At this time of year, the racing world is always preoccupied by 3-year-olds and the prospects for the Kentucky Derby. Countless horses will be hyped as up-and-coming stars, despite the overwhelming evidence that the whole generation is dreadfully mediocre.
But there may be a genuinely brilliant horse ready to burst onto the American racing scene. The only trouble is that he is getting around to it a year too late to receive the attention he deserves.
Turkoman, a late-blooming 4-year-old, has been compared lately with such legends as Whirlaway and Silky Sullivan. He will have the chance to show if he merits these accolades when he faces a superb field in the historic Widener Handicap at Hialeah Park Saturday.
Turkoman finished third in the Breeders' Cup last November, and might have won the $3 million event with better luck. But since that time he hasn't needed luck; he has been overpowering.
In the Affirmed Stakes at Hollywood Park, Turkoman trailed by 10 lengths on the final turn, while a formidable rival named Banner Bob was cruising comfortably on the lead. But Turkoman erupted in the stretch and flew past the front-runner, running a mile in 1:34 1/5. It was the kind of move that is rarely seen on the speed-favoring California tracks.

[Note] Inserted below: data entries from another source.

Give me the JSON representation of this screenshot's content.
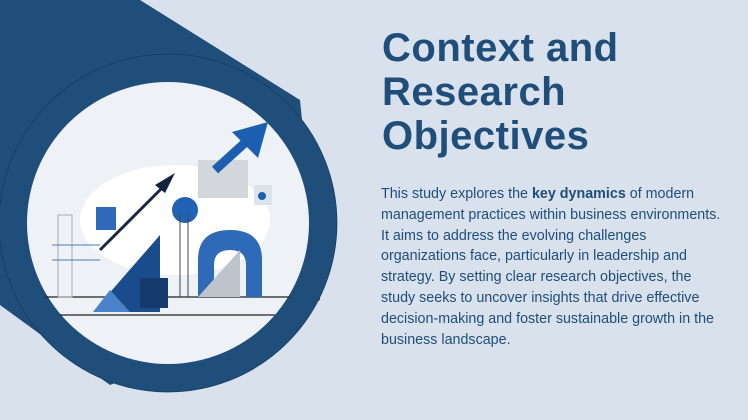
{
  "slide": {
    "title_lines": [
      "Context and",
      "Research",
      "Objectives"
    ],
    "body": {
      "before": "This study explores the ",
      "emphasis": "key dynamics",
      "after": " of modern management practices within business environments. It aims to address the evolving challenges organizations face, particularly in leadership and strategy. By setting clear research objectives, the study seeks to uncover insights that drive effective decision-making and foster sustainable growth in the business landscape."
    },
    "colors": {
      "background": "#d9e1ec",
      "accent": "#1f4e7a",
      "bright_blue": "#1c5fb0",
      "circle_fill": "#eef1f6"
    },
    "illustration": "business-growth-illustration"
  }
}
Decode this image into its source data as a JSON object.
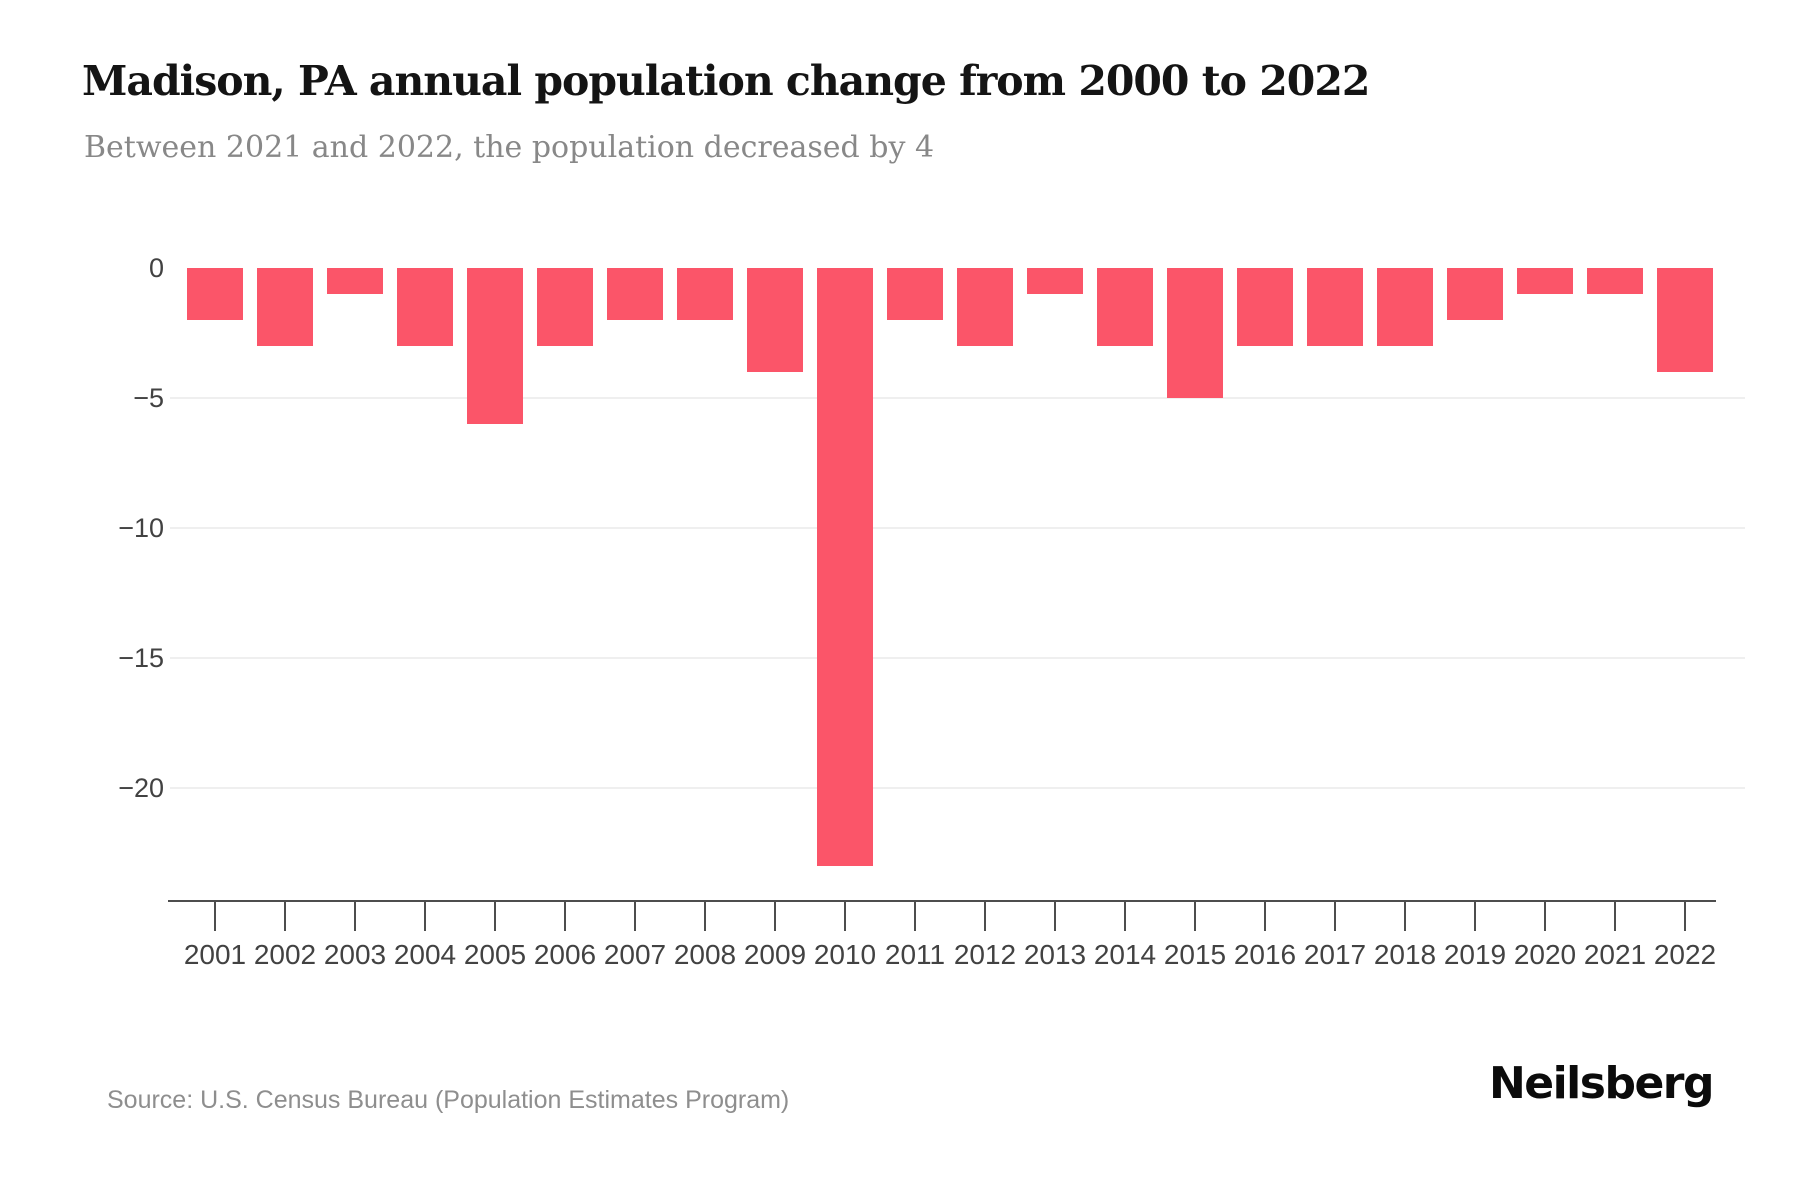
{
  "page": {
    "title": "Madison, PA annual population change from 2000 to 2022",
    "subtitle": "Between 2021 and 2022, the population decreased by 4",
    "source": "Source: U.S. Census Bureau (Population Estimates Program)",
    "brand": "Neilsberg"
  },
  "colors": {
    "bar": "#fb5569",
    "gridline": "#efefef",
    "axis_line": "#4d4d4d",
    "axis_label": "#424242",
    "title": "#141414",
    "subtitle": "#888888",
    "source": "#8e8e8e",
    "brand": "#0b0b0b"
  },
  "chart_data": {
    "type": "bar",
    "title": "Madison, PA annual population change from 2000 to 2022",
    "subtitle": "Between 2021 and 2022, the population decreased by 4",
    "categories": [
      "2001",
      "2002",
      "2003",
      "2004",
      "2005",
      "2006",
      "2007",
      "2008",
      "2009",
      "2010",
      "2011",
      "2012",
      "2013",
      "2014",
      "2015",
      "2016",
      "2017",
      "2018",
      "2019",
      "2020",
      "2021",
      "2022"
    ],
    "values": [
      -2,
      -3,
      -1,
      -3,
      -6,
      -3,
      -2,
      -2,
      -4,
      -23,
      -2,
      -3,
      -1,
      -3,
      -5,
      -3,
      -3,
      -3,
      -2,
      -1,
      -1,
      -4
    ],
    "xlabel": "",
    "ylabel": "",
    "ylim": [
      -24.3,
      0
    ],
    "yticks": [
      {
        "value": 0,
        "label": "0"
      },
      {
        "value": -5,
        "label": "−5"
      },
      {
        "value": -10,
        "label": "−10"
      },
      {
        "value": -15,
        "label": "−15"
      },
      {
        "value": -20,
        "label": "−20"
      }
    ],
    "grid": true,
    "legend": "none",
    "bar_color": "#fb5569"
  }
}
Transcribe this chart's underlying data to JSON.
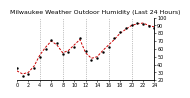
{
  "title": "Milwaukee Weather Outdoor Humidity (Last 24 Hours)",
  "x_values": [
    0,
    1,
    2,
    3,
    4,
    5,
    6,
    7,
    8,
    9,
    10,
    11,
    12,
    13,
    14,
    15,
    16,
    17,
    18,
    19,
    20,
    21,
    22,
    23,
    24
  ],
  "y_values": [
    32,
    28,
    30,
    38,
    52,
    62,
    70,
    65,
    55,
    58,
    65,
    72,
    55,
    48,
    50,
    58,
    65,
    72,
    80,
    85,
    90,
    92,
    93,
    90,
    88
  ],
  "y_values2": [
    35,
    26,
    28,
    36,
    50,
    60,
    72,
    67,
    53,
    56,
    63,
    74,
    57,
    46,
    48,
    56,
    63,
    74,
    82,
    87,
    91,
    93,
    92,
    89,
    87
  ],
  "ylim": [
    20,
    100
  ],
  "xlim": [
    0,
    24
  ],
  "bg_color": "#ffffff",
  "line_color": "#cc0000",
  "dot_color": "#000000",
  "grid_color": "#888888",
  "yticks": [
    20,
    30,
    40,
    50,
    60,
    70,
    80,
    90,
    100
  ],
  "xtick_positions": [
    0,
    2,
    4,
    6,
    8,
    10,
    12,
    14,
    16,
    18,
    20,
    22,
    24
  ],
  "vgrid_positions": [
    4,
    8,
    12,
    16,
    20
  ],
  "title_fontsize": 4.5,
  "tick_fontsize": 3.5
}
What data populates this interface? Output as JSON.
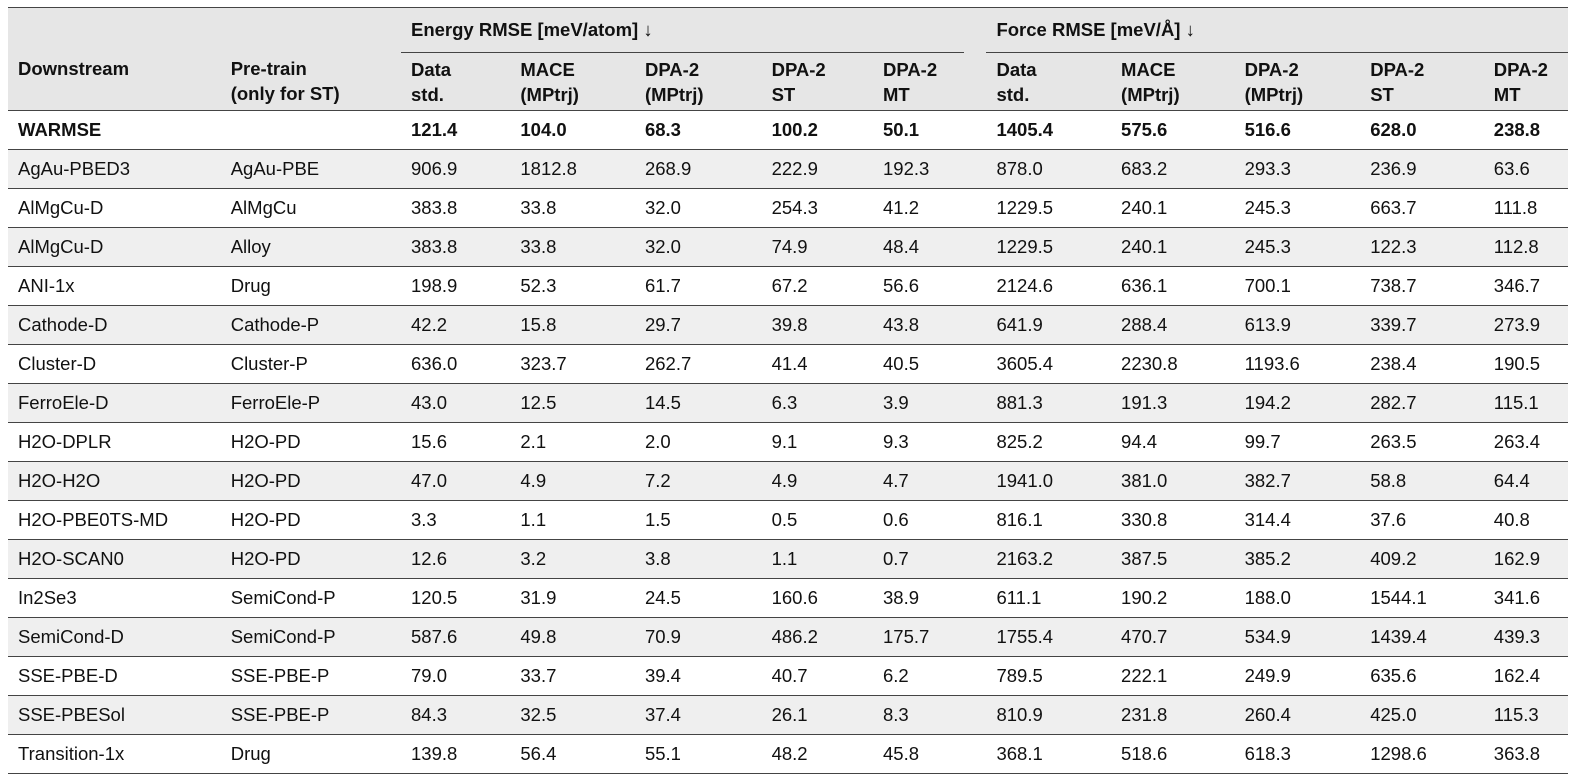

The kind of move he made at Hialeah two weeks ago has rarely been seen anywhere. Trainer Gary Jones entered Turkoman in the six-furlong Tallahassee Handicap as a prep for the Widener, with little expectation of winning.
With a quarter mile to go, Turkoman seemed to have no chance whatsoever, trailing the leader by 15 lengths. But he flew past the entire field in the stretch, winning in 1:08 1/5, and then galloped out another quarter mile. Clockers could hardly believe their stopwatches when he was done. Turkoman had galloped the mile in 1:32 3/5, two-fifths of a second off the world record.
Horses endowed with such brilliance usually show it early in their lives -- early enough, as a rule, to make an impact in the Triple Crown races. Where has Turkoman been?
"Actually," trainer Gary Jones said yesterday morning, "this horse has always been a good one, physically. I told the owner before he ever ran that this was going to be a very, very good horse going a distance. But he was slow developing mentally. He kept making mistakes. Every race where he got beat, he had an excuse. I must have tried every type of equipment on him, but finally I took all the garbage off. It was just a matter of his maturing."
Even so, Turkoman's talent might have remained hidden if the colt had stayed in California. On the rock-hard western tracks, come-from-behind horses don't usually fare well. "When we came to Saratoga for the Travers, we found out that he likes the deeper eastern tracks," Jones said. "I'm a western trainer with an eastern horse."
Turkoman will feel at home at Hialeah, but he still has to prove that he can beat the caliber of horses he will face in the Widener. Turkoman has still never finished first in a major stake. On Saturday, he will be facing such established stars as Proud Truth, the winner of the Breeders' Cup; Creme Fraiche, the winner of last year's Belmont Stakes, and Gate Dancer, the richest horse in training, with earnings of $2.4 million
"He's still got to show he can do it," Jones said, "but I think he can. I think he's right on the verge of proving just how good he is. That's why we're here."